Arrêter de fumer n’est pas facile et le tabac doit être traité comme une véritable drogue. Bien qu’il ne soit pas aussi immédiatement dangereux que la cocaïne ou l’héroïne, son potentiel de complications sanitaires désastreuses à long terme ne doit pas être sous-estimé. N’oubliez pas que le tabac est l’une des principales causes du cancer du poumon et qu’il est associé à divers autres cancers et maladies cardiovasculaires et pulmonaires.

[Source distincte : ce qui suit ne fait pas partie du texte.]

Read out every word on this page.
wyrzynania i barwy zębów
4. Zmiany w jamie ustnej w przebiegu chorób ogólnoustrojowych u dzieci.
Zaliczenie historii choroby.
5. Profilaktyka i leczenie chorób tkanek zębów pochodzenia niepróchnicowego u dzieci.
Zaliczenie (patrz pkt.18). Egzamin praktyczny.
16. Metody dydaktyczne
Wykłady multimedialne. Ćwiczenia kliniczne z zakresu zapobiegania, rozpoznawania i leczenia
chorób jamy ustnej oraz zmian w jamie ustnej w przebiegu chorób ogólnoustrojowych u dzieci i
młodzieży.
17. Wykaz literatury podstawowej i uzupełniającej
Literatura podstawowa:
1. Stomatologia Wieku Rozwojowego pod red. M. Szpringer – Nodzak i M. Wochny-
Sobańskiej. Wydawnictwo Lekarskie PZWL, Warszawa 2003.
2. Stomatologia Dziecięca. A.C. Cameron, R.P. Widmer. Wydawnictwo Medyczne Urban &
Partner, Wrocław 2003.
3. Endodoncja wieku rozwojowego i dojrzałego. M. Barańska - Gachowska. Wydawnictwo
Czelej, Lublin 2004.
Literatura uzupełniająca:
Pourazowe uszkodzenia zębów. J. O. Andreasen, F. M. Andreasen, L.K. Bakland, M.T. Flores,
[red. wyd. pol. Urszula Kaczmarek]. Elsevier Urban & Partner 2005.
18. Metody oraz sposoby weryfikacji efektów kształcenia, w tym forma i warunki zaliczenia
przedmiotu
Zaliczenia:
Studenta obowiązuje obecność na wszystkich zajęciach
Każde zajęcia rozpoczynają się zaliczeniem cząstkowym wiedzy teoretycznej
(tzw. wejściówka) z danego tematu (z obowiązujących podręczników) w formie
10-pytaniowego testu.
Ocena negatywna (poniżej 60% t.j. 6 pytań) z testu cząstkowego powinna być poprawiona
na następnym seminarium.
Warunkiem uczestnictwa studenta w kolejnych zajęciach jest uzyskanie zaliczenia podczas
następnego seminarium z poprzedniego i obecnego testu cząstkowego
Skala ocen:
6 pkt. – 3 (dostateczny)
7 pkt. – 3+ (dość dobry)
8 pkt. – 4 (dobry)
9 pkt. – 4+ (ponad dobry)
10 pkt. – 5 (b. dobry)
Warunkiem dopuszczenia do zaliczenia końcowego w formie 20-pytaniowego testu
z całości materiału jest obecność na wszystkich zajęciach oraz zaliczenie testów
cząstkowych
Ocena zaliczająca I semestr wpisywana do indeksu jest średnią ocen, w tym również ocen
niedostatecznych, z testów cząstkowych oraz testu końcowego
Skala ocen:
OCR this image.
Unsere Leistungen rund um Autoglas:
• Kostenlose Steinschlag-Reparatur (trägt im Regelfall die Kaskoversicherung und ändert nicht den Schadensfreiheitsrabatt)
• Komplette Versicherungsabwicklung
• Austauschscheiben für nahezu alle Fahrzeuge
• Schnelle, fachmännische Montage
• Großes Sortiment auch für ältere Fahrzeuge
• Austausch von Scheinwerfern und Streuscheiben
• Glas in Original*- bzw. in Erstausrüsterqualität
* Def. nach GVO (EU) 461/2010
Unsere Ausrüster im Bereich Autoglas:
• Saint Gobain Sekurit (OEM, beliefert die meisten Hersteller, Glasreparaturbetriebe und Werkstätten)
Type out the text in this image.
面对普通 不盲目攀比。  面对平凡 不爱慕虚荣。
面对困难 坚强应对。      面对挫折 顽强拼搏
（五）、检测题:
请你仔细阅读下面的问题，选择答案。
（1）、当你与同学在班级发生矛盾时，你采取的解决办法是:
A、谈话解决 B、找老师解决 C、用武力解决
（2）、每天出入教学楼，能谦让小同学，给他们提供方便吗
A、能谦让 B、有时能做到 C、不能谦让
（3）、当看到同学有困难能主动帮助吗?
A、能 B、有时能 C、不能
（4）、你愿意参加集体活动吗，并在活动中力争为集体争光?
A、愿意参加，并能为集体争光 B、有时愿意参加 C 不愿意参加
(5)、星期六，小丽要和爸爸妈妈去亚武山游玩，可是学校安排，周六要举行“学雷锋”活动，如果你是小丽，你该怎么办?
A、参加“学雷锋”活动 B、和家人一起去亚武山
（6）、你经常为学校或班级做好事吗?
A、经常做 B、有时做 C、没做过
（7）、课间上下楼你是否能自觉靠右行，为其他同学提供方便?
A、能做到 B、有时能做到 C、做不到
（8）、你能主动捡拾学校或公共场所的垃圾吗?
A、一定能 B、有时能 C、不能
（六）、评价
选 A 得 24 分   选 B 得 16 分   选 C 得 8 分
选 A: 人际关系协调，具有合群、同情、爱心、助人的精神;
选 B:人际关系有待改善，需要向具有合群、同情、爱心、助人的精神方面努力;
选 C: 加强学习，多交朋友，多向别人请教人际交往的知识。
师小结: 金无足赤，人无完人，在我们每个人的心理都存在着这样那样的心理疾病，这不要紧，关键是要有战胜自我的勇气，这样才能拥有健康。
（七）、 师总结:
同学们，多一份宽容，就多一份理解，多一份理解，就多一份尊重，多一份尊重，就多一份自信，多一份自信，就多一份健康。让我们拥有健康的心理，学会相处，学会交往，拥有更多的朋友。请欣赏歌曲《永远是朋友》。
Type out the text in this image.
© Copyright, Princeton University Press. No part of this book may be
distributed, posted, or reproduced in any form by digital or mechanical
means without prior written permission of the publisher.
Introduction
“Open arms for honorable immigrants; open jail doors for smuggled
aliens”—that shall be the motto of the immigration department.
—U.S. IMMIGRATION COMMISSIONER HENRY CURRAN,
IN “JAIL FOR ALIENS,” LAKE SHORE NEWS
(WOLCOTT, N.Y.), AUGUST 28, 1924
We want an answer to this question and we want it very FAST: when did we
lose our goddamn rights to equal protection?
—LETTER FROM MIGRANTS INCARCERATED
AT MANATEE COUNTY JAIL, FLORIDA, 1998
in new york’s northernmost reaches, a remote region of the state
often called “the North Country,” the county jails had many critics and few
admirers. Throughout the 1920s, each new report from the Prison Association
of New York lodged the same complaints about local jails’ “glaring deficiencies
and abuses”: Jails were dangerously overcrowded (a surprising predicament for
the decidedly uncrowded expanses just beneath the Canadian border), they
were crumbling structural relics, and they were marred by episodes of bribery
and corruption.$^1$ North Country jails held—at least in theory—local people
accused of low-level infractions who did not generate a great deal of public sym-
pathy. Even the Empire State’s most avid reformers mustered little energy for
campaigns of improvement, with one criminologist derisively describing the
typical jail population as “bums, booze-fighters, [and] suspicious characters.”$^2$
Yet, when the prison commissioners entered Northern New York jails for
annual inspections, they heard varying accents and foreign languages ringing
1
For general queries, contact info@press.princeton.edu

Il reste essentiel de mettre continuellement l’accent sur ces questions, en particulier auprès des jeunes, et de promouvoir les discussions avec des spécialistes formés spécifiquement pour aborder ce sujet.

Références:

1. https://www.who.int/news-room/fact-sheets/detail/tobacco

2.https://www.cdc.gov/tobacco/data_statistics/fact_sheets/youth_data/tobacco_use/index. htm

3. Patricia Marques, Laura Piqueras et al. An updated overview of e-cigarette impact on human health. Respir Res. 2021 May 18;22(1):151. doi : 10.1186/s12931-021-01737-5.

4. Yoo Kyoung Lim, Dong Wook Shin et al. Persistent smoking after a cardiovascular event : A nationwide retrospective study in Korea. PLOS one. 2017. 19 octobre. doi.org/10.1371/ journal.pone.0186872

5. Andy C Dean, Milky Kohno et al. Denial in methamphetamine users : Associations with cognition and functional connectivity in brain. Drug Alcohol Depend. 2015 Jun 1;151:84-91. doi : 10.1016/j.drugalcdep.2015.03.004.